DLS was acquired by the Corporation to consolidate its interests in Southern Alberta and for its tax pools. At Turin, Traverse acquired DLS's interests in three oil wells, one shut in gas well, an oil battery, pipelines and undeveloped lands.
Traverse drilled two development wells at its Coyote property in November. The wells have been completed as oil wells and will be placed on production in the first quarter of 2014. The Corporation completed the shooting of a 3D seismic program at Coyote in the fourth quarter and additional 2D and 3D seismic was purchased. First quarter 2014 drilling plans include two wells in the Turin area and four wells in the Coyote area.
About the Corporation
The Corporation is a junior oil and natural gas exploration and production company in Alberta. The common shares of the Corporation currently are listed on the TSXV under the trading symbol "TVL". There are currently 53,507,911 Shares issued and outstanding.

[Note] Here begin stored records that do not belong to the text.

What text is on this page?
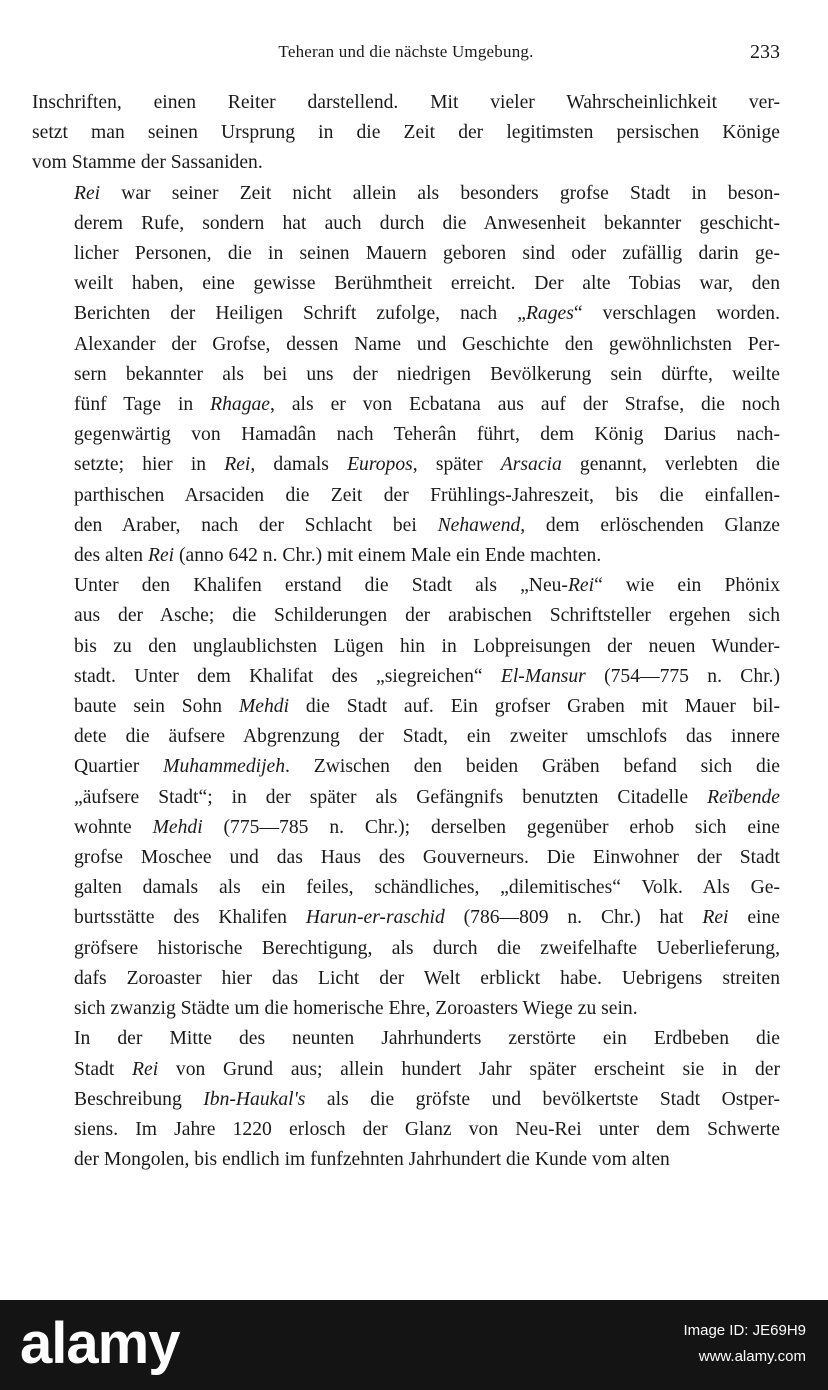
Teheran und die nächste Umgebung.	233
Inschriften, einen Reiter darstellend. Mit vieler Wahrscheinlichkeit ver-
setzt man seinen Ursprung in die Zeit der legitimsten persischen Könige
vom Stamme der Sassaniden.
Rei war seiner Zeit nicht allein als besonders grofse Stadt in beson-
derem Rufe, sondern hat auch durch die Anwesenheit bekannter geschicht-
licher Personen, die in seinen Mauern geboren sind oder zufällig darin ge-
weilt haben, eine gewisse Berühmtheit erreicht. Der alte Tobias war, den
Berichten der Heiligen Schrift zufolge, nach „Rages“ verschlagen worden.
Alexander der Grofse, dessen Name und Geschichte den gewöhnlichsten Per-
sern bekannter als bei uns der niedrigen Bevölkerung sein dürfte, weilte
fünf Tage in Rhagae, als er von Ecbatana aus auf der Strafse, die noch
gegenwärtig von Hamadân nach Teherân führt, dem König Darius nach-
setzte; hier in Rei, damals Europos, später Arsacia genannt, verlebten die
parthischen Arsaciden die Zeit der Frühlings-Jahreszeit, bis die einfallen-
den Araber, nach der Schlacht bei Nehawend, dem erlöschenden Glanze
des alten Rei (anno 642 n. Chr.) mit einem Male ein Ende machten.
Unter den Khalifen erstand die Stadt als „Neu-Rei“ wie ein Phönix
aus der Asche; die Schilderungen der arabischen Schriftsteller ergehen sich
bis zu den unglaublichsten Lügen hin in Lobpreisungen der neuen Wunder-
stadt. Unter dem Khalifat des „siegreichen“ El-Mansur (754—775 n. Chr.)
baute sein Sohn Mehdi die Stadt auf. Ein grofser Graben mit Mauer bil-
dete die äufsere Abgrenzung der Stadt, ein zweiter umschlofs das innere
Quartier Muhammedijeh. Zwischen den beiden Gräben befand sich die
„äufsere Stadt“; in der später als Gefängnifs benutzten Citadelle Reïbende
wohnte Mehdi (775—785 n. Chr.); derselben gegenüber erhob sich eine
grofse Moschee und das Haus des Gouverneurs. Die Einwohner der Stadt
galten damals als ein feiles, schändliches, „dilemitisches“ Volk. Als Ge-
burtsstätte des Khalifen Harun-er-raschid (786—809 n. Chr.) hat Rei eine
gröfsere historische Berechtigung, als durch die zweifelhafte Ueberlieferung,
dafs Zoroaster hier das Licht der Welt erblickt habe. Uebrigens streiten
sich zwanzig Städte um die homerische Ehre, Zoroasters Wiege zu sein.
In der Mitte des neunten Jahrhunderts zerstörte ein Erdbeben die
Stadt Rei von Grund aus; allein hundert Jahr später erscheint sie in der
Beschreibung Ibn-Haukal's als die gröfste und bevölkertste Stadt Ostper-
siens. Im Jahre 1220 erlosch der Glanz von Neu-Rei unter dem Schwerte
der Mongolen, bis endlich im funfzehnten Jahrhundert die Kunde vom alten
alamy	Image ID: JE69H9
www.alamy.com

This news release contains forward-looking information which is not comprised of historical facts. Forward-looking information involves risks, uncertainties and other factors that could cause actual events, results, performance, prospects and opportunities to differ materially from those expressed or implied by such forward-looking information. Forward-looking information in this news release includes statements with respect to the use of proceeds from the Private Placement, the timing of the placement of two wells at Coyote on production, and first quarter 2014 drilling plans. Material assumptions and factors that could cause actual results to differ materially from such forward-looking information include the failure to obtain final approval from the TSX Venture Exchange. Although the Corporation believes that the material assumptions and factors used in preparing the forward-looking information in this news release are reasonable, undue reliance should not be placed on such information, which only applies as of the date of this news release, and no assurance can be given that such events will occur. The Corporation disclaims any intention or obligation to update or revise any forward-looking information, whether as a result of new information, future events or otherwise, other than as required by law.
Neither the TSX Venture Exchange nor its Regulation Services Provider (as that term is defined in the policies of the TSX Venture Exchange) accept responsibility for the adequacy or accuracy of the content of this release.